В сцене кошмара от черта исходит на Ивана невыносимое уныние – не оттого, что черт говорит тупые и пошлые вещи; он даже тонок и остроумен (Достоевский об этом позаботился), а оттого, что его аргументация намеренно сбивчива и бессвязна, как бессвязна бывает только клевета. Ведь задача клеветы – не логически убедить, а исподволь натравить и деморализовать. И призрачный гость Ивана достигает своей цели: если Иван и доносит на себя, то эта попытка повиниться тут же превращается в презрительное обличение синклита его слушателей. Тем самым вина, признаться в которой он явился на заседание суда, неожиданно переадресуется другим, человечеству вообще.
Когда Иван Федорович, разразившись внезапной истерикой, сменяет роль подсудимого на роль судьи своих судей, мы опознаем под скандалезным налетом этой сцены каноническую позу героя-романтика, уверенного в превосходстве над толпой.

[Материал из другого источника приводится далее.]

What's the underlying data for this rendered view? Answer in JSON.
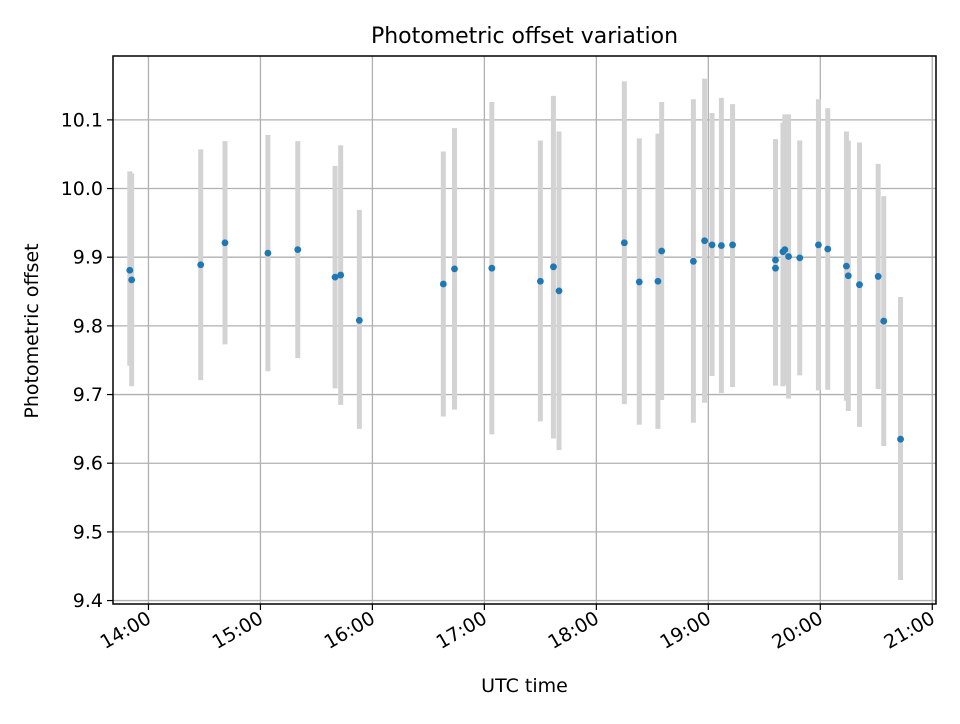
{
  "chart_data": {
    "type": "scatter",
    "title": "Photometric offset variation",
    "xlabel": "UTC time",
    "ylabel": "Photometric offset",
    "x_ticks": [
      "14:00",
      "15:00",
      "16:00",
      "17:00",
      "18:00",
      "19:00",
      "20:00",
      "21:00"
    ],
    "y_ticks": [
      "9.4",
      "9.5",
      "9.6",
      "9.7",
      "9.8",
      "9.9",
      "10.0",
      "10.1"
    ],
    "xlim": [
      "13:41",
      "21:02"
    ],
    "ylim": [
      9.395,
      10.193
    ],
    "grid": true,
    "colors": {
      "marker": "#1f77b4",
      "errorbar": "#d3d3d3",
      "grid": "#b0b0b0"
    },
    "points": [
      {
        "x": "13:50",
        "y": 9.881,
        "lo": 9.742,
        "hi": 10.025
      },
      {
        "x": "13:51",
        "y": 9.867,
        "lo": 9.712,
        "hi": 10.022
      },
      {
        "x": "14:28",
        "y": 9.889,
        "lo": 9.721,
        "hi": 10.057
      },
      {
        "x": "14:41",
        "y": 9.921,
        "lo": 9.773,
        "hi": 10.069
      },
      {
        "x": "15:04",
        "y": 9.906,
        "lo": 9.734,
        "hi": 10.078
      },
      {
        "x": "15:20",
        "y": 9.911,
        "lo": 9.753,
        "hi": 10.069
      },
      {
        "x": "15:40",
        "y": 9.871,
        "lo": 9.709,
        "hi": 10.033
      },
      {
        "x": "15:43",
        "y": 9.874,
        "lo": 9.685,
        "hi": 10.063
      },
      {
        "x": "15:53",
        "y": 9.808,
        "lo": 9.65,
        "hi": 9.969
      },
      {
        "x": "16:38",
        "y": 9.861,
        "lo": 9.668,
        "hi": 10.054
      },
      {
        "x": "16:44",
        "y": 9.883,
        "lo": 9.678,
        "hi": 10.088
      },
      {
        "x": "17:04",
        "y": 9.884,
        "lo": 9.642,
        "hi": 10.126
      },
      {
        "x": "17:30",
        "y": 9.865,
        "lo": 9.661,
        "hi": 10.07
      },
      {
        "x": "17:37",
        "y": 9.886,
        "lo": 9.636,
        "hi": 10.135
      },
      {
        "x": "17:40",
        "y": 9.851,
        "lo": 9.619,
        "hi": 10.083
      },
      {
        "x": "18:15",
        "y": 9.921,
        "lo": 9.686,
        "hi": 10.156
      },
      {
        "x": "18:23",
        "y": 9.864,
        "lo": 9.656,
        "hi": 10.073
      },
      {
        "x": "18:33",
        "y": 9.865,
        "lo": 9.65,
        "hi": 10.08
      },
      {
        "x": "18:35",
        "y": 9.909,
        "lo": 9.692,
        "hi": 10.126
      },
      {
        "x": "18:52",
        "y": 9.894,
        "lo": 9.659,
        "hi": 10.13
      },
      {
        "x": "18:58",
        "y": 9.924,
        "lo": 9.688,
        "hi": 10.16
      },
      {
        "x": "19:02",
        "y": 9.918,
        "lo": 9.727,
        "hi": 10.11
      },
      {
        "x": "19:07",
        "y": 9.917,
        "lo": 9.702,
        "hi": 10.132
      },
      {
        "x": "19:13",
        "y": 9.918,
        "lo": 9.711,
        "hi": 10.123
      },
      {
        "x": "19:36",
        "y": 9.896,
        "lo": 9.713,
        "hi": 10.072
      },
      {
        "x": "19:36",
        "y": 9.884,
        "lo": 9.717,
        "hi": 10.052
      },
      {
        "x": "19:40",
        "y": 9.908,
        "lo": 9.712,
        "hi": 10.096
      },
      {
        "x": "19:41",
        "y": 9.911,
        "lo": 9.714,
        "hi": 10.108
      },
      {
        "x": "19:43",
        "y": 9.901,
        "lo": 9.694,
        "hi": 10.108
      },
      {
        "x": "19:49",
        "y": 9.899,
        "lo": 9.728,
        "hi": 10.07
      },
      {
        "x": "19:59",
        "y": 9.918,
        "lo": 9.706,
        "hi": 10.13
      },
      {
        "x": "20:04",
        "y": 9.912,
        "lo": 9.707,
        "hi": 10.117
      },
      {
        "x": "20:14",
        "y": 9.887,
        "lo": 9.691,
        "hi": 10.083
      },
      {
        "x": "20:15",
        "y": 9.873,
        "lo": 9.676,
        "hi": 10.07
      },
      {
        "x": "20:21",
        "y": 9.86,
        "lo": 9.653,
        "hi": 10.067
      },
      {
        "x": "20:31",
        "y": 9.872,
        "lo": 9.708,
        "hi": 10.036
      },
      {
        "x": "20:34",
        "y": 9.807,
        "lo": 9.625,
        "hi": 9.989
      },
      {
        "x": "20:43",
        "y": 9.635,
        "lo": 9.43,
        "hi": 9.842
      }
    ]
  }
}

И поскольку на его горячечных инвективах («Р-рожи!.. Друг перед другом кривляются. Лгуны! Все желают смерти отца») лежит печать общения с ночным призраком, Достоевский по существу компрометирует здесь романтическое бунтарство, связывая его с духом разоблачительства и хулы. Это отношение к людскому сообществу как к живущей низкими инстинктами массе разделяет великий инквизитор – другое воплощение гордыни и другое отражение Ивана.
Великий инквизитор, защищая перед безмолвным своим Собеседником проект социальной гармонии, основанной на порабощении совести, всячески стремится продемонстрировать трезвый взгляд на природу человека – существа хаотичного, стадного и нуждающегося в неотступной опеке – и таким образом подвести к мысли, что им, инквизитором, найден единственный ключ к решению коллективных судеб. В том, что этот казуист вменяет историческому человечеству, есть некая доля правды, как и в вызове Ивана, брошенном толпе любопытствующих: «Не будь отцеубийства, все бы они рассердились и разошлись злые… Зрелищ! “Хлеба и зрелищ!”». Люди и в самом деле таковы в аспекте «массовой психологии», то есть когда они соединены на уровне низших душевных качеств и когда взаимная индукция примитивных страстей заглушает внутренний голос каждого. Но глубинная природа личности этим не исчерпывается, и великий инквизитор втайне знает о неуничтожимости «внутреннего человека». Его пресловутая мудрость – это искусство демагога, которому для успешного овладения людскими множествами сподручно игнорировать все личное, высшее и сокровенное. Что у записного романтика – «мещане», то у демагога – несмышленные «рабы». Оба, разрывая узы братства (один – из гордости, другой – из властолюбия), подходят к человеку с идеологическими шаблонами.
Эти опасные шаблоны (они же – идеи-«трихины» из символического сновидения Раскольникова, несущие с собой безумие и раздор) образуют в художественной реальности Достоевского как бы идейный антимир, противоположный «семенам из миров иных», приобщающим к высшему смыслу существования. То, что возникает в фантазии героя «Преступления и наказания», то, что движет катастрофический сюжет «Бесов», самым неожиданным образом дает о себе знать в развязке «Братьев Карамазовых», в связи с «судебной ошибкой».